A ma gauche, Mgr Rowan Williams, primat de l'Eglise anglicane (et archevêque de Cantorbéry comme le pape est évêque de Rome). Un intellectuel progressiste complexe, le regard sombre, la chevelure et la barbe perpétuellement en bataille. Passablement incompris ou maladroit, il se voit alternativement reprocher ses accomodements insoutenables sur le plan doctrinal (son attitude vis-à-vis des gays et des menaces de scission homophobe) ou au contraire ses prises de position dans le débat public: elles ne paraissent pas tant relever d'une conception prophétique de sa fonction que d'une approche académique, spéculative, voire médiatico-politique, individuelle en somme et pas à la mesure de son rôle. Il vient de récidiver sur la question de l'intégration des musulmans britanniques à la société.
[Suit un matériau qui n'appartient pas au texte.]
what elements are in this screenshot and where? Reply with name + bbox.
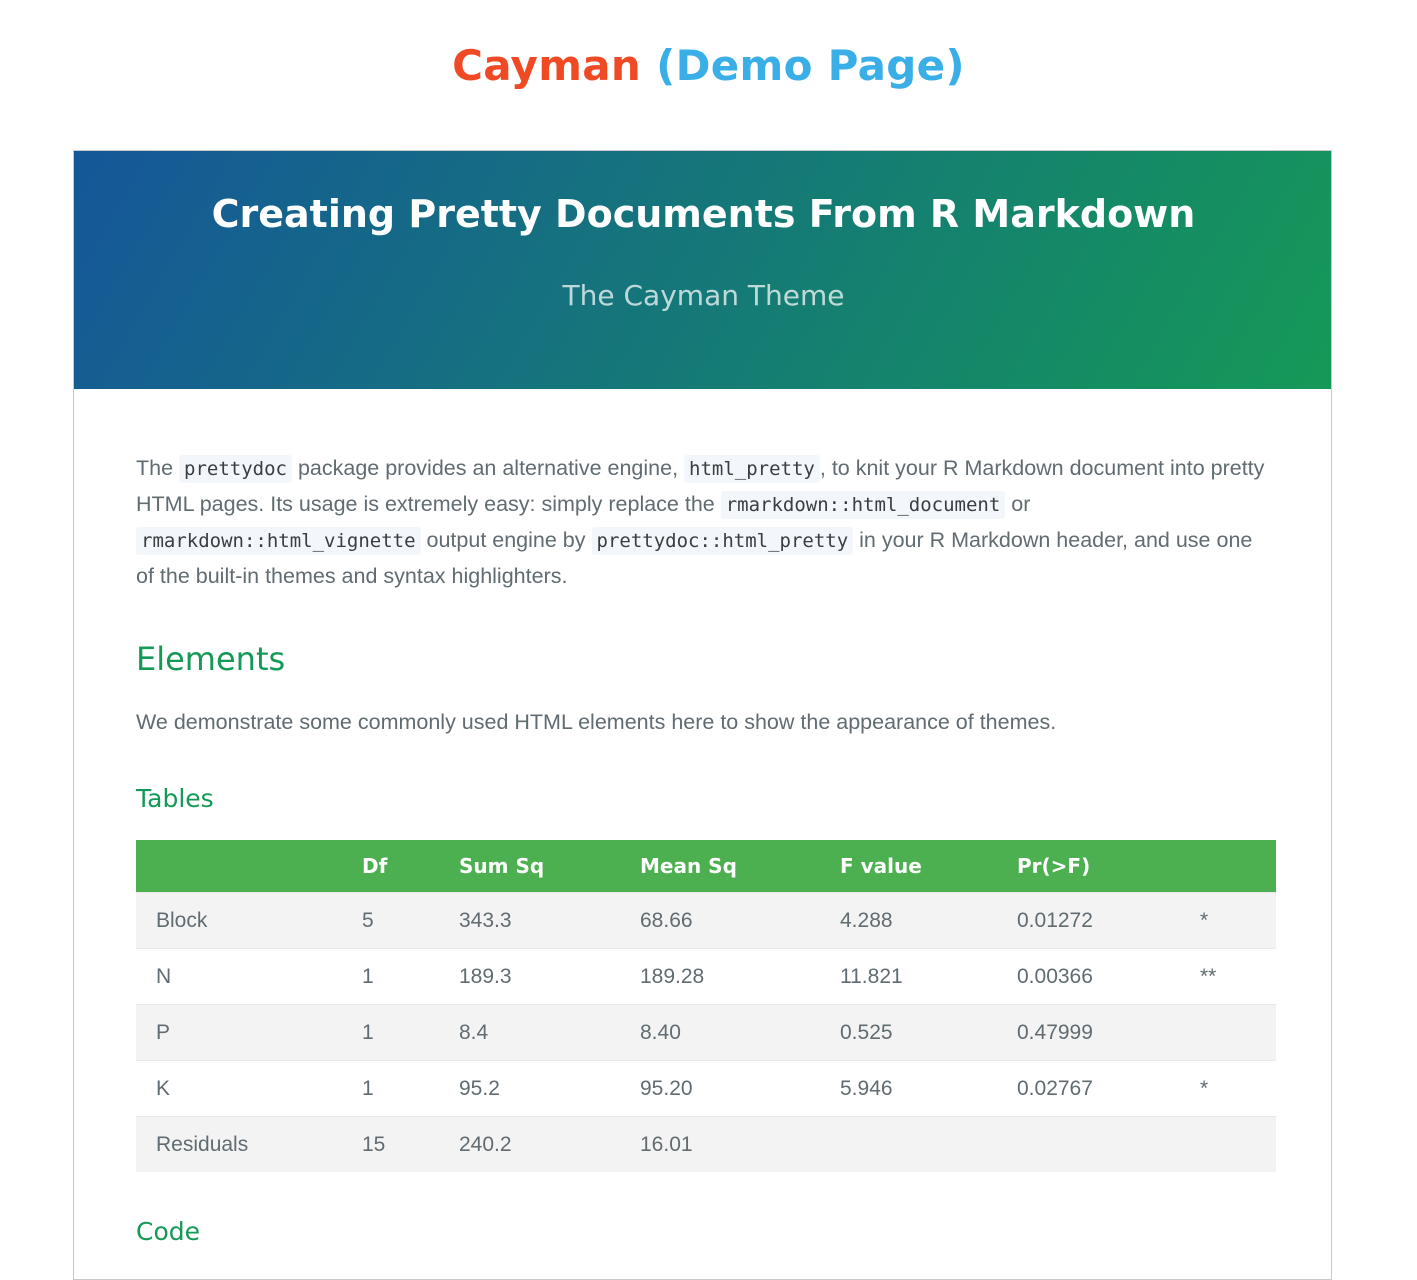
code-html-document: rmarkdown::html_document [720,491,1006,519]
table-cell: 95.20 [620,1060,820,1117]
column-header-signif [1180,840,1276,893]
table-cell: 0.02767 [997,1060,1180,1117]
table-cell: Block [136,892,342,949]
table-cell: P [136,1004,342,1061]
code-heading: Code [136,1217,201,1246]
intro-paragraph: The prettydoc package provides an altern… [136,455,1265,588]
table-cell: 189.3 [439,948,620,1005]
table-row: P 1 8.4 8.40 0.525 0.47999 [136,1004,1276,1061]
elements-description: We demonstrate some commonly used HTML e… [136,710,1057,734]
table-row: K 1 95.2 95.20 5.946 0.02767 * [136,1060,1276,1117]
table-cell [997,1116,1180,1172]
column-header-pr-f: Pr(>F) [997,840,1180,893]
table-cell: 0.00366 [997,948,1180,1005]
table-cell: * [1180,1060,1276,1117]
demo-label: (Demo Page) [656,41,965,90]
table-cell: 1 [342,1004,439,1061]
table-cell: 0.01272 [997,892,1180,949]
table-cell: * [1180,892,1276,949]
code-html-vignette: rmarkdown::html_vignette [136,527,421,555]
table-cell [1180,1004,1276,1061]
table-cell: 11.821 [820,948,997,1005]
table-cell: 343.3 [439,892,620,949]
table-cell: 15 [342,1116,439,1172]
table-header-row: Df Sum Sq Mean Sq F value Pr(>F) [136,840,1276,893]
table-row: Residuals 15 240.2 16.01 [136,1116,1276,1172]
table-cell [1180,1116,1276,1172]
table-cell: 4.288 [820,892,997,949]
table-cell: 0.525 [820,1004,997,1061]
code-prettydoc: prettydoc [179,455,292,483]
table-cell [820,1116,997,1172]
table-cell: 240.2 [439,1116,620,1172]
elements-heading: Elements [136,640,286,678]
code-html-pretty: html_pretty [684,455,820,483]
table-cell: N [136,948,342,1005]
table-cell: 5 [342,892,439,949]
code-prettydoc-html-pretty: prettydoc::html_pretty [591,527,854,555]
table-row: Block 5 343.3 68.66 4.288 0.01272 * [136,892,1276,949]
page-title: Creating Pretty Documents From R Markdow… [211,192,1196,236]
table-cell: 68.66 [620,892,820,949]
table-cell: 189.28 [620,948,820,1005]
anova-table: Df Sum Sq Mean Sq F value Pr(>F) Block 5… [136,840,1276,1172]
theme-name: Cayman [452,41,642,90]
table-cell: 1 [342,1060,439,1117]
page-header: Creating Pretty Documents From R Markdow… [74,151,1331,389]
table-cell: 1 [342,948,439,1005]
column-header-df: Df [342,840,439,893]
table-cell: 16.01 [620,1116,820,1172]
column-header [136,840,342,893]
page-subtitle: The Cayman Theme [562,279,845,312]
table-cell: 95.2 [439,1060,620,1117]
column-header-f-value: F value [820,840,997,893]
main-content: The prettydoc package provides an altern… [136,451,1276,1246]
table-cell: 8.40 [620,1004,820,1061]
document-frame: Creating Pretty Documents From R Markdow… [73,150,1332,1280]
table-row: N 1 189.3 189.28 11.821 0.00366 ** [136,948,1276,1005]
table-cell: 8.4 [439,1004,620,1061]
table-cell: Residuals [136,1116,342,1172]
tables-heading: Tables [136,784,214,813]
table-cell: ** [1180,948,1276,1005]
column-header-sum-sq: Sum Sq [439,840,620,893]
column-header-mean-sq: Mean Sq [620,840,820,893]
table-cell: 5.946 [820,1060,997,1117]
demo-page-title: Cayman (Demo Page) [0,38,1417,94]
table-cell: K [136,1060,342,1117]
table-cell: 0.47999 [997,1004,1180,1061]
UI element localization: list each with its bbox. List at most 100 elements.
Si l'Eglise catholique s'est toujours conçue comme un monde à part, avec notamment son propre droit (et s'adosse toujours à un Etat absolutiste), l'Eglise anglicane est, elle, une création de l'Etat britannique[1]). En dernière analyse, c'est Tony Blair qui a choisi Williams plutôt qu'un autre lorsque la succession a été ouverte. Cela ne rend que plus savoureux le chassé-croisé qui me frappe aujourd'hui:
- Genoud reconnaît formellement (enfin) que le droit étatique s'applique en premier et sans restriction aux abus sexuels commis par des prêtres. Il met fin à des décennies pendant lesquels cela n'était considéré que comme un problème d'indiscipline, de violation de la doctrine et des devoirs de la fonction, susceptible de mutation ou de sanction: relevant de la gestion des ressources humaines, en somme, et de la préservation de l'image de l'Eglise. Cela reste d'ailleurs le cas pour ce qui n'intéresse pas le droit étatique: les relations sexuelles consentantes entre adultes, par exemple. Quant à savoir s'il en fait assez et si ce n'est pas bien tard...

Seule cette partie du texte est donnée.